Verder stelt de woordvoerder van Fengh: ‘Fengh heeft in de afgelopen jaren tal van commerciële afspraken gemaakt met J&J door middel van zogeheten onthoudingsverklaringen, om bijvoorbeeld bepaalde producten niet meer te verhandelen. In dit geval willen wij voor de volledigheid vermelden dat het hierbij gaat om producten die al sinds september 2017 niet meer worden verhandeld, en meer recent een product dat sinds oktober 2019 is gediscontinueerd. Commerciële afspraken met J&J zijn specifiek gericht op bepaalde producten, er is nimmer onthouding afgegeven op productnummers en/of codes.’

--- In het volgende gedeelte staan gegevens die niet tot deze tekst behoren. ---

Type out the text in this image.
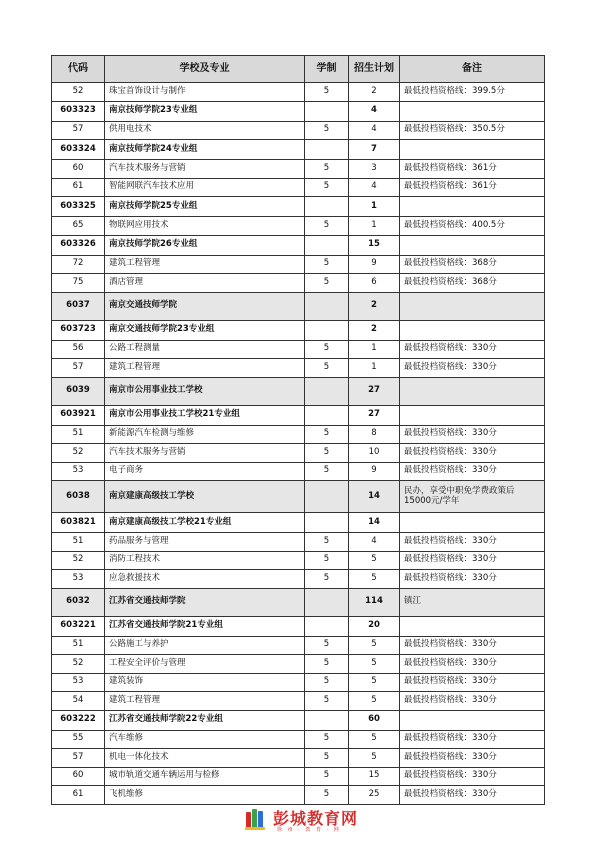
代码	学校及专业	学制	招生计划	备注
52	珠宝首饰设计与制作	5	2	最低投档资格线：399.5分
603323	南京技师学院23专业组		4	
57	供用电技术	5	4	最低投档资格线：350.5分
603324	南京技师学院24专业组		7	
60	汽车技术服务与营销	5	3	最低投档资格线：361分
61	智能网联汽车技术应用	5	4	最低投档资格线：361分
603325	南京技师学院25专业组		1	
65	物联网应用技术	5	1	最低投档资格线：400.5分
603326	南京技师学院26专业组		15	
72	建筑工程管理	5	9	最低投档资格线：368分
75	酒店管理	5	6	最低投档资格线：368分
6037	南京交通技师学院		2	
603723	南京交通技师学院23专业组		2	
56	公路工程测量	5	1	最低投档资格线：330分
57	建筑工程管理	5	1	最低投档资格线：330分
6039	南京市公用事业技工学校		27	
603921	南京市公用事业技工学校21专业组		27	
51	新能源汽车检测与维修	5	8	最低投档资格线：330分
52	汽车技术服务与营销	5	10	最低投档资格线：330分
53	电子商务	5	9	最低投档资格线：330分
6038	南京建康高级技工学校		14	民办，享受中职免学费政策后15000元/学年
603821	南京建康高级技工学校21专业组		14	
51	药品服务与管理	5	4	最低投档资格线：330分
52	消防工程技术	5	5	最低投档资格线：330分
53	应急救援技术	5	5	最低投档资格线：330分
6032	江苏省交通技师学院		114	镇江
603221	江苏省交通技师学院21专业组		20	
51	公路施工与养护	5	5	最低投档资格线：330分
52	工程安全评价与管理	5	5	最低投档资格线：330分
53	建筑装饰	5	5	最低投档资格线：330分
54	建筑工程管理	5	5	最低投档资格线：330分
603222	江苏省交通技师学院22专业组		60	
55	汽车维修	5	5	最低投档资格线：330分
57	机电一体化技术	5	5	最低投档资格线：330分
60	城市轨道交通车辆运用与检修	5	15	最低投档资格线：330分
61	飞机维修	5	25	最低投档资格线：330分
彭城教育网
徐 州 · 教 育 · 网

‘Dit belet Fengh niet om onder dezelfde productnummers en/of codes andere/nieuwe producten te verkopen waarvoor geen onthouding is afgegeven, of producten die überhaupt buiten de onthouding zijn gebleven. In de communicatie van J&J wordt de suggestie gewekt dat Fengh deze producten mogelijk toch onrechtmatig aanbiedt. Dit alles sterkt Fengh in haar vermoeden dat het belangrijkste, zo niet het enige doel van de acties van J&J is om afnemers ertoe te bewegen hen afkerig te maken van Fengh en haar producten en commerciële informatie over Fengh aan haar door te spelen.’

‘Amerikaanse bedrijven (en autoriteiten) lijken op dit moment een hetze te voeren tegen Chinese technologiebedrijven, waaronder Fengh. Dit komt simpelweg voort uit de ontstane marktdruk en posities voor Amerikaanse bedrijven op de Europese markt. Wij betreuren het ten zeerste dat J&J het ziekenhuis onderdeel laat uitmaken van deze tweespalt met Fengh.’

Dit is het tweede artikel in een serie over de aanschaf van implantaten en medische apparatuur voor ziekenhuizen; de serie is een samenwerking van Follow the Money, Argos en Small Stream Media. Deze serie kwam tot stand met steun van het Fonds Bijzondere Journalistieke Producties.